2.7 Bij brief van 15 november 2012 heeft klager zich bij de deken beklaagd over verweerster.
3 KLACHT EN VERZET
3.1 De klacht houdt, zakelijk weergegeven, in dat verweerder heeft gehandeld in strijd met de tuchtrechtelijke norm van artikel 46 Advocatenwet.
3.2 Klager verwijt verweerster meer in het bijzonder dat zij:
a. namens haar cliënte een verzoek bij de rechtbank heeft ingediend zonder klagers toestemming dan wel reactie af te wachten;
b. bij de behartiging van de belangen van haar cliënte klagers belangen onnodig heeft geschaad alsmede de belangen van het kind van partijen. Voorts heeft verweerster niet gewaakt voor onnodige polarisatie tussen haar cliënte en klager;
c. tijdens de zitting bij de rechtbank Dordrecht op 13 december 2012 klager voor crimineel heeft uitgemaakt en heeft gesteld dat klager de omgeving van zijn zoon onveilig maakt;
d. verantwoordelijk is voor de fraude gepleegd door haar cliënte, nu zij haar cliënte bijstaat op basis van gefinancierde rechtsbijstand.

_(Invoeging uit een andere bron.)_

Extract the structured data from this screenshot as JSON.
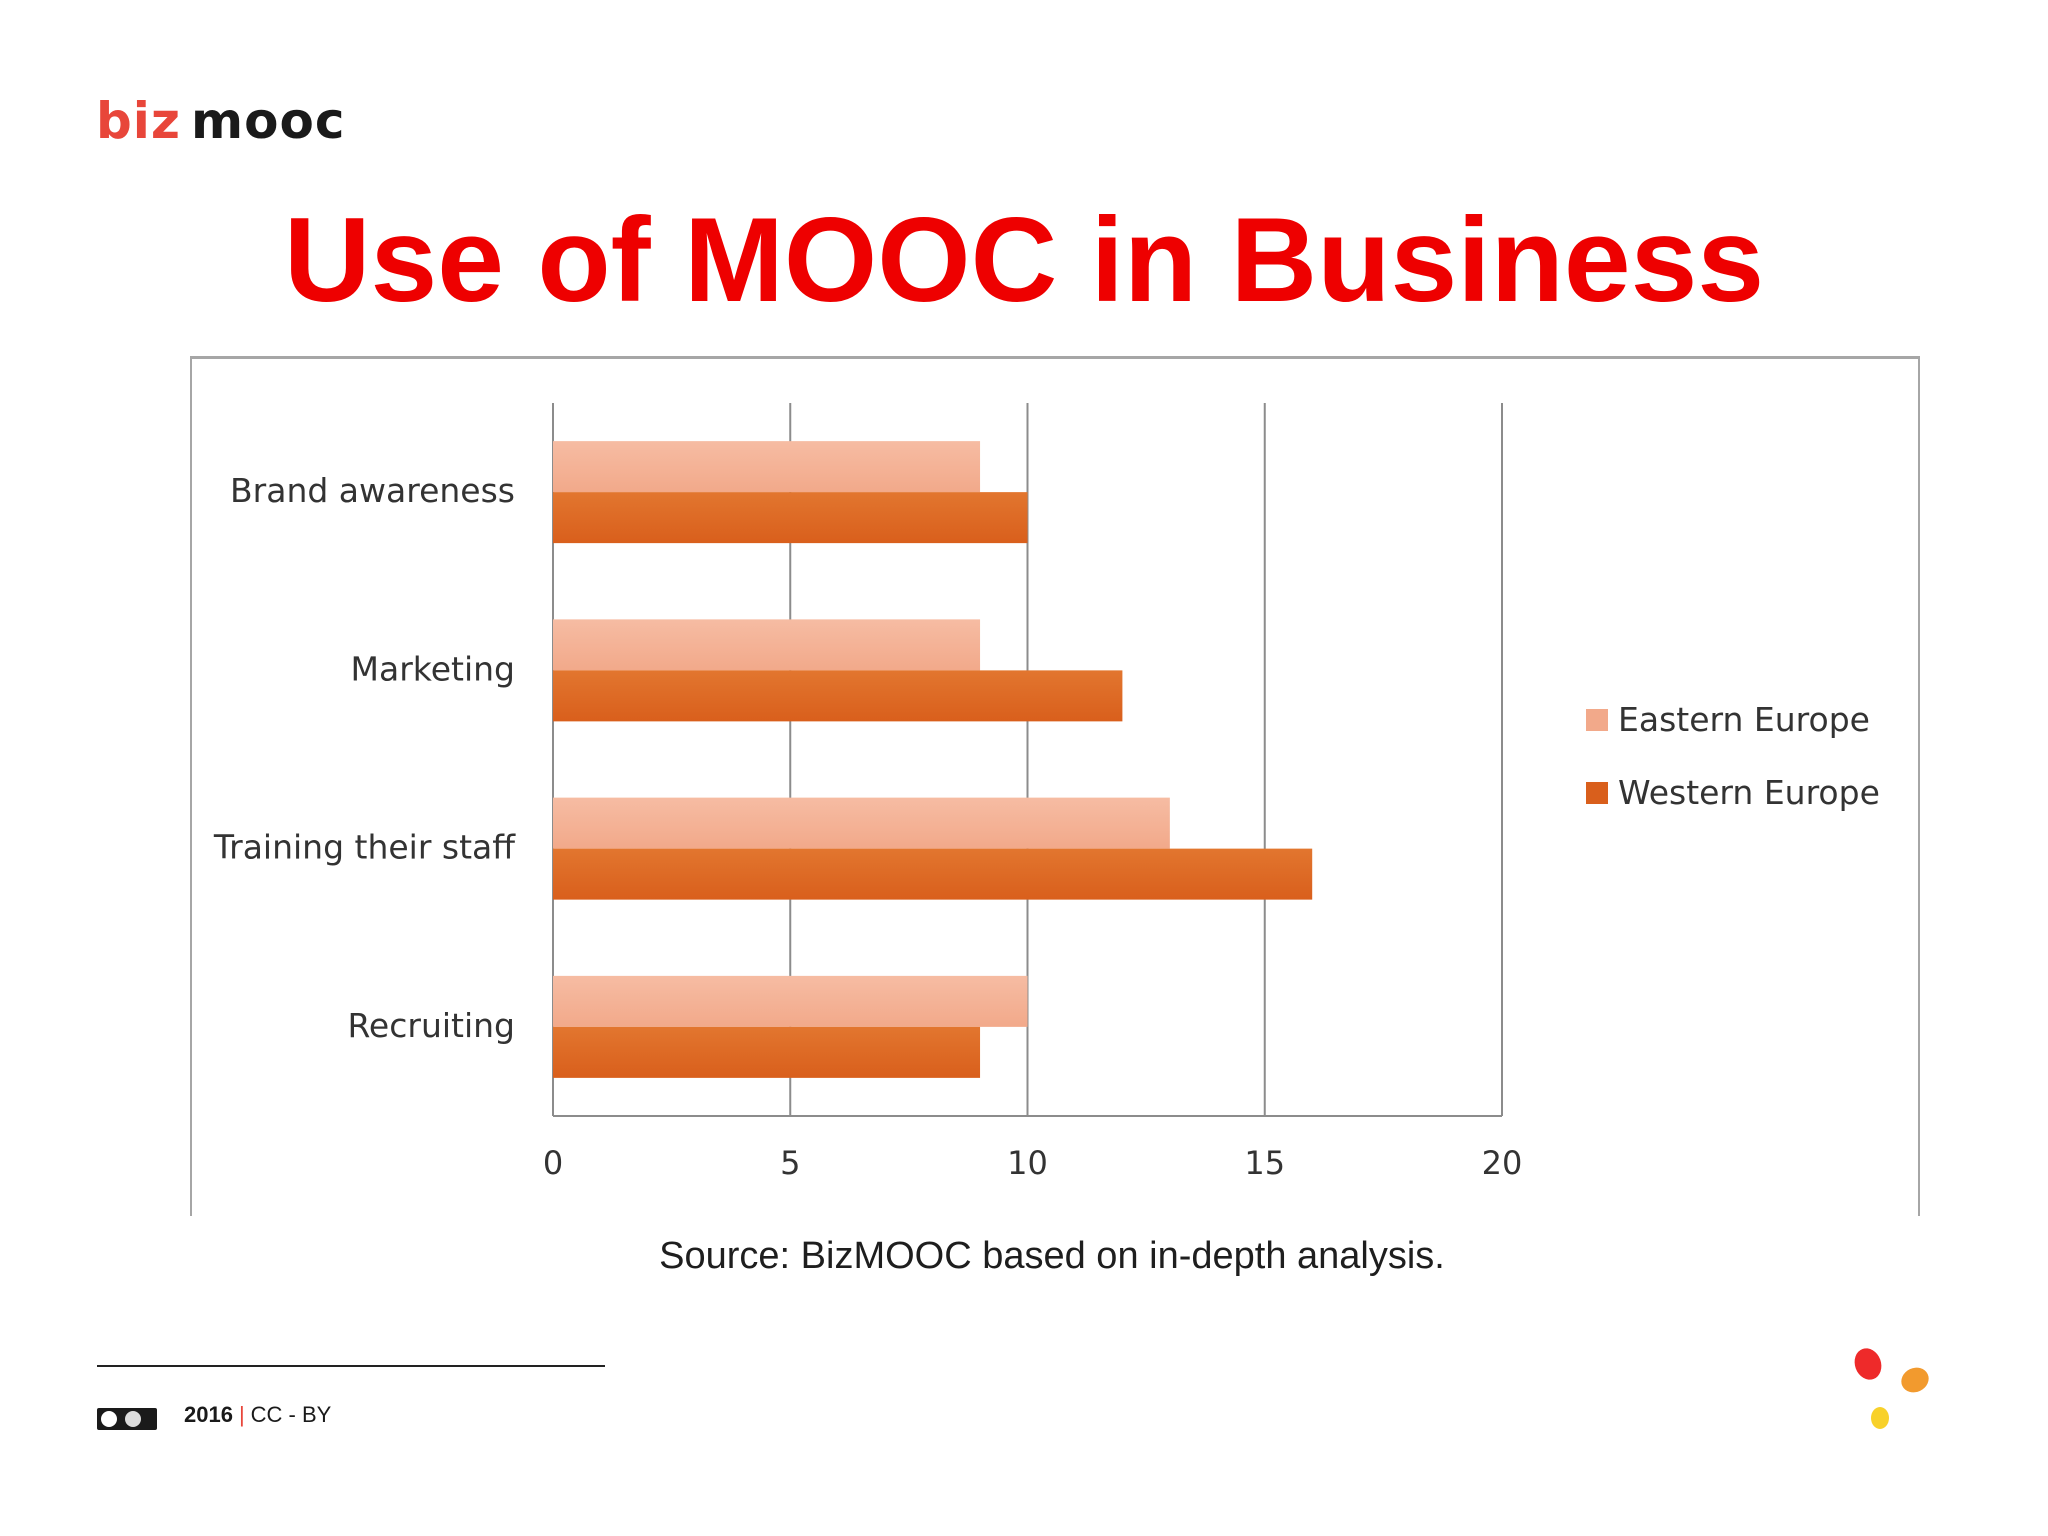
{
  "logo": {
    "biz": "biz",
    "mooc": "mooc"
  },
  "title": "Use of MOOC in Business",
  "source": "Source: BizMOOC based on in-depth analysis.",
  "footer": {
    "year": "2016",
    "separator": "|",
    "license": "CC - BY"
  },
  "colors": {
    "title": "#ee0000",
    "eastern": "#f2a98a",
    "western": "#d95f1c",
    "logo_accent": "#e8463a",
    "dot_red": "#ee2a2a",
    "dot_orange": "#f29a2e",
    "dot_yellow": "#f8d12a"
  },
  "chart_data": {
    "type": "bar",
    "orientation": "horizontal",
    "categories": [
      "Brand awareness",
      "Marketing",
      "Training their staff",
      "Recruiting"
    ],
    "series": [
      {
        "name": "Eastern Europe",
        "values": [
          9,
          9,
          13,
          10
        ]
      },
      {
        "name": "Western Europe",
        "values": [
          10,
          12,
          16,
          9
        ]
      }
    ],
    "xlim": [
      0,
      20
    ],
    "xticks": [
      "0",
      "5",
      "10",
      "15",
      "20"
    ],
    "grid": true,
    "legend_position": "right",
    "title": "",
    "xlabel": "",
    "ylabel": ""
  }
}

3.1 De gronden van het verzet houden, zakelijk weergegeven, in dat klager zijn eerder in de klachtprocedure ingenomen standpunt herhaalt.
4 BEOORDELING
4.1 Gelet op de stukken en het verhandelde ter zitting onderschrijft de raad de beoordeling van de plaatsvervangend voorzitter. Hetgeen klager in het verzet heeft aangevoerd is niet meer dan een uitwerking en herhaling van de eerdere klacht en dit leidt niet tot een ander oordeel dan de plaatsvervangend voorzitter heeft gegeven.
5 BESLISSING
De raad van discipline verklaart het verzet ongegrond.

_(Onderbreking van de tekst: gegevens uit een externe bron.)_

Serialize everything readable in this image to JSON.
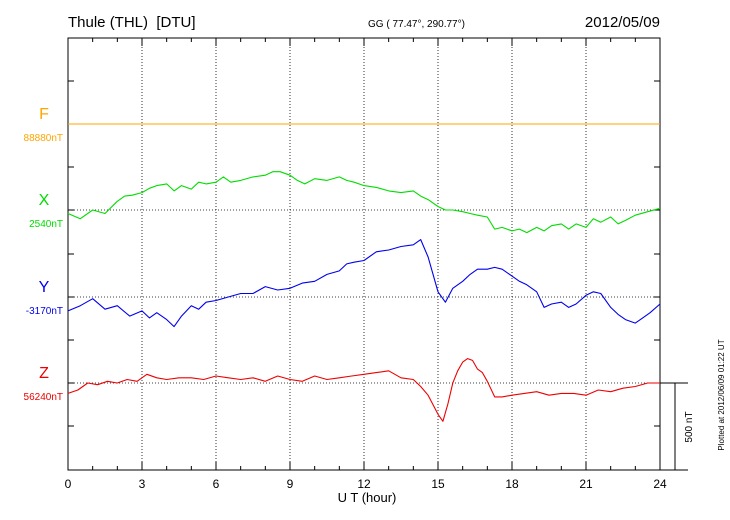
{
  "header": {
    "station": "Thule (THL)  [DTU]",
    "coords": "GG ( 77.47°, 290.77°)",
    "date": "2012/05/09"
  },
  "footer": {
    "plotted": "Plotted at 2012/06/09 01:22 UT"
  },
  "chart_data": {
    "type": "line",
    "title": "Thule (THL)  [DTU]",
    "xlabel": "U T (hour)",
    "xlim": [
      0,
      24
    ],
    "xticks": [
      0,
      3,
      6,
      9,
      12,
      15,
      18,
      21,
      24
    ],
    "grid": true,
    "scale_bar": {
      "label": "500 nT",
      "value": 500,
      "unit": "nT"
    },
    "series": [
      {
        "name": "F",
        "baseline_label": "88880nT",
        "baseline": 88880,
        "color": "#ffa500",
        "x": [
          0,
          24
        ],
        "y": [
          88880,
          88880
        ]
      },
      {
        "name": "X",
        "baseline_label": "2540nT",
        "baseline": 2540,
        "color": "#00dd00",
        "x": [
          0,
          0.5,
          1,
          1.5,
          2,
          2.3,
          2.6,
          3,
          3.3,
          3.6,
          4,
          4.3,
          4.6,
          5,
          5.3,
          5.6,
          6,
          6.3,
          6.6,
          7,
          7.5,
          8,
          8.3,
          8.6,
          9,
          9.3,
          9.6,
          10,
          10.5,
          11,
          11.3,
          11.6,
          12,
          12.5,
          13,
          13.5,
          14,
          14.3,
          14.6,
          15,
          15.3,
          15.6,
          16,
          16.3,
          16.6,
          17,
          17.3,
          17.6,
          18,
          18.3,
          18.6,
          19,
          19.3,
          19.6,
          20,
          20.3,
          20.6,
          21,
          21.3,
          21.6,
          22,
          22.3,
          22.6,
          23,
          23.5,
          24
        ],
        "y": [
          2520,
          2490,
          2540,
          2520,
          2590,
          2620,
          2625,
          2640,
          2665,
          2680,
          2690,
          2650,
          2680,
          2660,
          2700,
          2690,
          2700,
          2730,
          2700,
          2710,
          2730,
          2740,
          2760,
          2760,
          2740,
          2710,
          2690,
          2720,
          2710,
          2730,
          2710,
          2700,
          2680,
          2670,
          2650,
          2640,
          2650,
          2620,
          2600,
          2560,
          2540,
          2540,
          2530,
          2520,
          2510,
          2500,
          2430,
          2440,
          2420,
          2430,
          2410,
          2440,
          2420,
          2450,
          2460,
          2430,
          2460,
          2440,
          2490,
          2470,
          2500,
          2460,
          2480,
          2510,
          2530,
          2550
        ]
      },
      {
        "name": "Y",
        "baseline_label": "-3170nT",
        "baseline": -3170,
        "color": "#0000ee",
        "x": [
          0,
          0.5,
          1,
          1.5,
          2,
          2.5,
          3,
          3.3,
          3.6,
          4,
          4.3,
          4.6,
          5,
          5.3,
          5.6,
          6,
          6.5,
          7,
          7.5,
          8,
          8.5,
          9,
          9.5,
          10,
          10.5,
          11,
          11.3,
          11.6,
          12,
          12.5,
          13,
          13.5,
          14,
          14.3,
          14.6,
          15,
          15.3,
          15.6,
          16,
          16.3,
          16.6,
          17,
          17.3,
          17.6,
          18,
          18.3,
          18.6,
          19,
          19.3,
          19.6,
          20,
          20.3,
          20.6,
          21,
          21.3,
          21.6,
          22,
          22.3,
          22.6,
          23,
          23.3,
          23.6,
          24
        ],
        "y": [
          -3250,
          -3220,
          -3180,
          -3240,
          -3220,
          -3280,
          -3250,
          -3290,
          -3260,
          -3300,
          -3340,
          -3280,
          -3220,
          -3240,
          -3200,
          -3190,
          -3170,
          -3150,
          -3150,
          -3110,
          -3130,
          -3120,
          -3090,
          -3080,
          -3040,
          -3020,
          -2980,
          -2970,
          -2960,
          -2910,
          -2900,
          -2880,
          -2870,
          -2840,
          -2940,
          -3140,
          -3200,
          -3120,
          -3080,
          -3040,
          -3010,
          -3010,
          -3000,
          -3010,
          -3050,
          -3080,
          -3100,
          -3140,
          -3230,
          -3210,
          -3200,
          -3230,
          -3210,
          -3160,
          -3140,
          -3150,
          -3230,
          -3270,
          -3300,
          -3320,
          -3290,
          -3260,
          -3210
        ]
      },
      {
        "name": "Z",
        "baseline_label": "56240nT",
        "baseline": 56240,
        "color": "#ee0000",
        "x": [
          0,
          0.4,
          0.8,
          1.2,
          1.6,
          2,
          2.4,
          2.8,
          3.2,
          3.6,
          4,
          4.5,
          5,
          5.5,
          6,
          6.5,
          7,
          7.5,
          8,
          8.5,
          9,
          9.5,
          10,
          10.5,
          11,
          11.5,
          12,
          12.5,
          13,
          13.5,
          14,
          14.3,
          14.6,
          15,
          15.2,
          15.4,
          15.6,
          15.8,
          16,
          16.2,
          16.4,
          16.6,
          16.8,
          17,
          17.3,
          17.6,
          18,
          18.5,
          19,
          19.5,
          20,
          20.5,
          21,
          21.5,
          22,
          22.5,
          23,
          23.5,
          24
        ],
        "y": [
          56180,
          56200,
          56240,
          56230,
          56250,
          56240,
          56260,
          56250,
          56290,
          56270,
          56260,
          56270,
          56270,
          56260,
          56280,
          56270,
          56260,
          56270,
          56250,
          56280,
          56260,
          56250,
          56280,
          56260,
          56270,
          56280,
          56290,
          56300,
          56310,
          56270,
          56260,
          56220,
          56170,
          56060,
          56020,
          56120,
          56240,
          56310,
          56360,
          56380,
          56370,
          56320,
          56300,
          56250,
          56160,
          56160,
          56170,
          56180,
          56190,
          56170,
          56180,
          56180,
          56170,
          56200,
          56190,
          56210,
          56220,
          56240,
          56240
        ]
      }
    ]
  }
}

Aldus gewezen door mr. A.F.L. Geerdes, voorzitter, mrs. M. Aukema, R. de Haan, J.P. Heinrich, H.E. Meerman, leden, bijgestaan door mr. A.H. van Haga als griffier en uitgesproken ter openbare zitting van 15 juli 2013.
griffier voorzitter
Deze beslissing is in afschrift op 16 juli 2013 per aangetekende brief verzonden aan:
- klager
- verweerster
- de deken van de Orde van Advocaten in het arrondissement Rotterdam
- de deken van de Nederlandse Orde van Advocaten.
Van deze beslissing kan geen hoger beroep bij het Hof van Discipline worden ingesteld.